Yayasan Konservasi Alam Nusantara (YKAN) and the Jakarta Natural Resources Conservation Agency (BKSDA Jakarta) extended an invitation to journalists to participate in a mangrove tree planting event at the Muara Angke Wildlife Reserve (MAWR). This activity served the dual purpose of highlighting the significance of protecting Jakarta’s mangrove forests, which face increasing pressure due to nearby development activities.
On 25 May, three days after the International Day of Biological Biodiversity (22 May), YKAN, BKSDA Jakarta, and journalists, including NOW! Jakarta, came together to preserve the Muara Angke Wildlife Reserve in North Jakarta. This reserve is home to the city’s only mangrove forest. The event, titled “Mangrove Jakarta untuk Siapa?” (Mangrove Jakarta for Whom?), aimed to raise awareness about the importance of preserving mangrove forests.
Following the planting of mangrove seedlings, the journalists engaged in a clean-up operation, removing invasive plants such as water hyacinth from the mangrove forest area. Prior to the activity, the journalists participated in an interactive discussion led by Mufti Ginanjar, the Head of Conservation Section Region III BKSDA Jakarta, and Muhammad Ilman, YKAN’s Marine Program Director.
“Mangroves are a highly unique ecosystem that requires our protection. They act as a balancing force and a barrier between the sea and the land. In 2021, Indonesia’s mangroves covered an area of 3.36 million hectares, making it the largest mangrove area in the world. The most extensive mangrove areas are found in Maluku and Papua, accounting for 1.79 million hectares. With an area of 25.02 hectares, the Muara Angke Wildlife Reserve emphasizes the crucial need to protect mangroves, particularly for those of us living in urban areas,” explained Muhammad Ilman.
Muara Angke Wildlife Reserve, located in North Jakarta, is the smallest wildlife reserve in Indonesia and represents one of the last remaining mangrove ecosystems in the city. Despite its limited coverage, the mangrove forest within the reserve plays a vital role in supporting the lives of Jakarta residents and mitigating major natural disasters, such as tidal floods.
“As citizens of an archipelagic country, it is our responsibility to address the issue of global warming. The preservation of mangroves is pivotal to maintaining a stable climate. Indonesia’s role in mitigating climate change is of utmost importance, and the restoration of mangroves significantly impacts global climate issues. Despite its small area, Muara Angke Wildlife Reserve serves as an oasis within the city, managing waste and pollution while contributing to pollutant control,” elaborated Mufti Ginanjar.
According to BKSDA Jakarta, the designated agency overseeing the management of Muara Angke Wildlife Reserve, the area is home to eight mangrove species: Avicennia marina, Bruguiera gymnorrhiza, Nypa fruticans, Rhizophora apiculata, Rhizophora mucronata, Sonneratia caseolaris, Acrosticum aureum, and Excoecaria agallocha. Mangroves offer numerous benefits, including freshwater storage, oxygen supply, carbon dioxide absorption, hydrological regulation, pollutant absorption, biodiversity provision, and landscape beautification.
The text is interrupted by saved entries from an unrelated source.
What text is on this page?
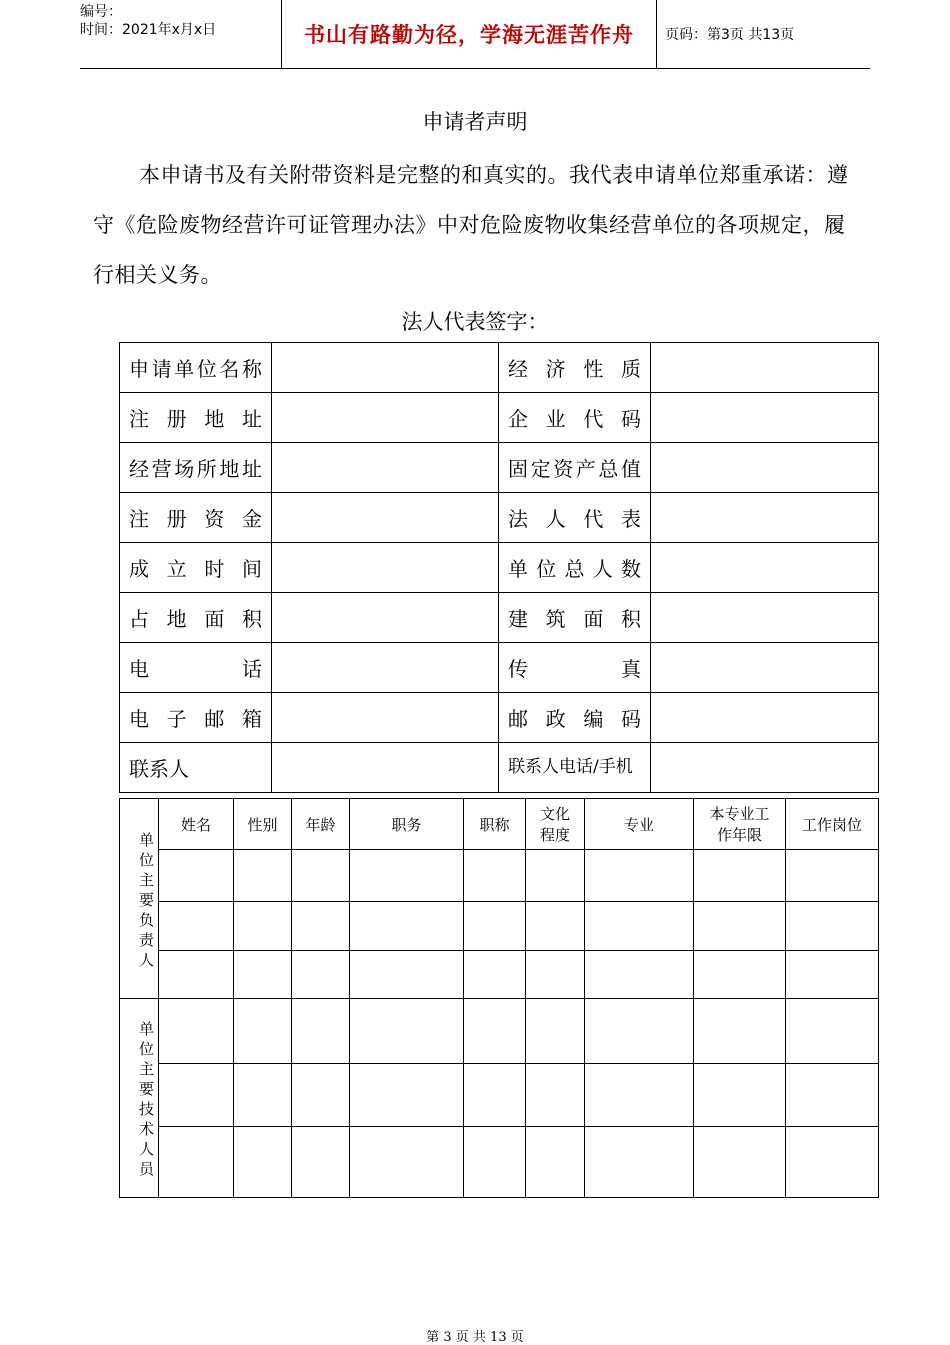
编号：
时间：2021年x月x日	书山有路勤为径，学海无涯苦作舟	页码：第3页 共13页
申请者声明
本申请书及有关附带资料是完整的和真实的。我代表申请单位郑重承诺：遵守《危险废物经营许可证管理办法》中对危险废物收集经营单位的各项规定，履行相关义务。
法人代表签字：
申请单位名称		经济性质	
注册地址		企业代码	
经营场所地址		固定资产总值	
注册资金		法人代表	
成立时间		单位总人数	
占地面积		建筑面积	
电话		传真	
电子邮箱		邮政编码	
联系人		联系人电话/手机	
单位主要负责人	姓名	性别	年龄	职务	职称	文化程度	专业	本专业工作年限	工作岗位

单位主要技术人员									

第 3 页 共 13 页
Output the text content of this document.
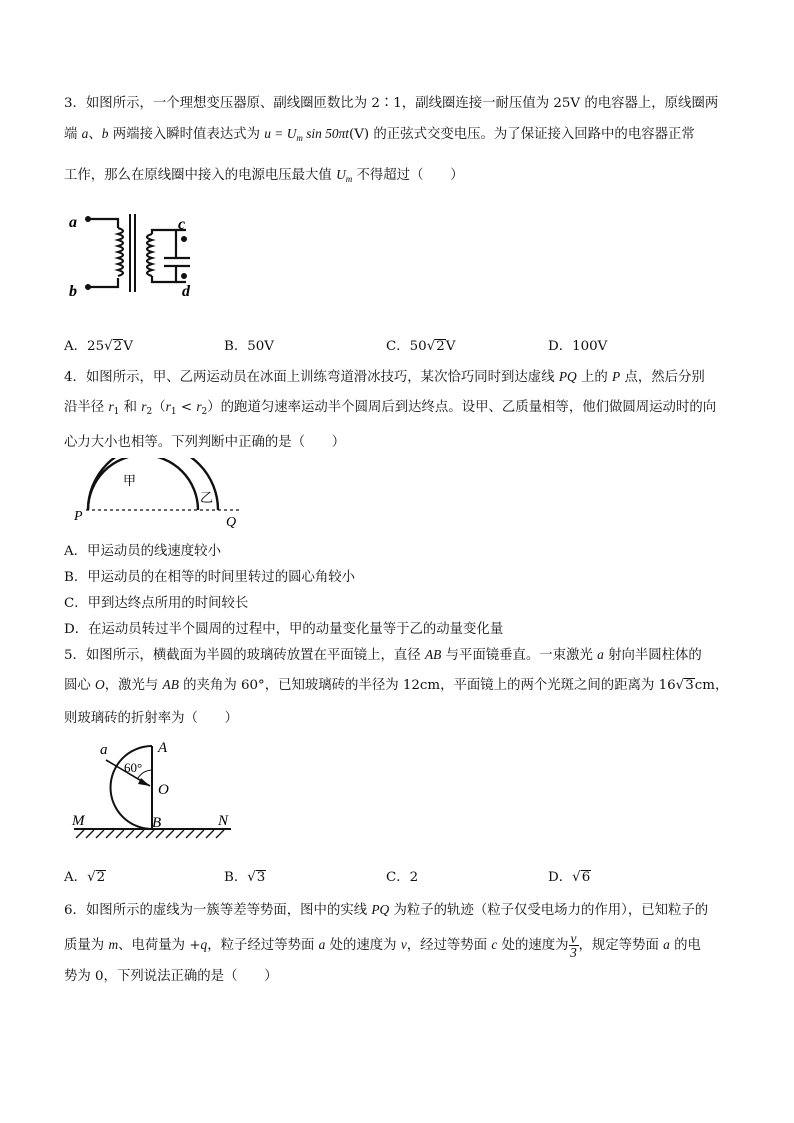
3．如图所示，一个理想变压器原、副线圈匝数比为 2∶1，副线圈连接一耐压值为 25V 的电容器上，原线圈两
端 a、b 两端接入瞬时值表达式为 $u = U_m$ sin 50πt(V) 的正弦式交变电压。为了保证接入回路中的电容器正常
工作，那么在原线圈中接入的电源电压最大值 $U_m$ 不得超过（　　）
a
b
c
d
A．25√2V	B．50V	C．50√2V	D．100V
4．如图所示，甲、乙两运动员在冰面上训练弯道滑冰技巧，某次恰巧同时到达虚线 PQ 上的 P 点，然后分别
沿半径 $r_1$ 和 $r_2(r_1 < r_2)$的跑道匀速率运动半个圆周后到达终点。设甲、乙质量相等，他们做圆周运动时的向
心力大小也相等。下列判断中正确的是（　　）
甲
乙
P	Q
A．甲运动员的线速度较小
B．甲运动员的在相等的时间里转过的圆心角较小
C．甲到达终点所用的时间较长
D．在运动员转过半个圆周的过程中，甲的动量变化量等于乙的动量变化量
5．如图所示，横截面为半圆的玻璃砖放置在平面镜上，直径 AB 与平面镜垂直。一束激光 a 射向半圆柱体的
圆心 O，激光与 AB 的夹角为 60°，已知玻璃砖的半径为 12cm，平面镜上的两个光斑之间的距离为 16√3cm，
则玻璃砖的折射率为（　　）
a	A
60°
O
M	B	N
A．√2	B．√3	C．2	D．√6
6．如图所示的虚线为一簇等差等势面，图中的实线 PQ 为粒子的轨迹（粒子仅受电场力的作用），已知粒子的
质量为 m、电荷量为 +q，粒子经过等势面 a 处的速度为 v，经过等势面 c 处的速度为 $\frac{v}{3}$ ，规定等势面 a 的电
势为 0，下列说法正确的是（　　）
Since 2018, BKSDA Jakarta has collaborated with YKAN to restore MAWR, which involves installing a garbage barrier along the Angke River banks, weed control, hydrological improvements, and substrate stockpiling in areas prone to inundation. This restoration process has started yielding positive results. A study conducted from December 2022 to January 2023 revealed the natural recruitment of Sonneratia caseolaris, as well as an increase in bird and snake species.
The study documented 60 bird species (20 water bird species and 40 land bird species) and 16 reptile species, indicating a post-restoration increase from the previous numbers of 57 bird species (recorded in 2021) and 10 reptile species (recorded in 2019). Bird species showing an increase include the sea cockerel, finches, peking bondol, ivory pigeon, and Javanese chili. Additionally, waterbird species such as the Asian cormorant and great egret, both likely migratory birds, have also seen population growth.
During the study, a new species of snake, the red-eyed snake (Ahaetulla cf. rufusoculara), was discovered, requiring further research. This snake species was previously known to exist only in Vietnam and had never been recorded in Indonesia.
“If effectively and sustainably managed, mangroves serve not only as protection against natural disasters like tsunamis, storms, or sea waves but also as a source of income. Mangrove ecosystems are closely linked to climate change. Given Indonesia’s significant role in mitigating global climate change, the protection and restoration of mangrove ecosystems become vital steps that we must take collectively to demonstrate our concern for the world,” emphasized Muhammad Ilman.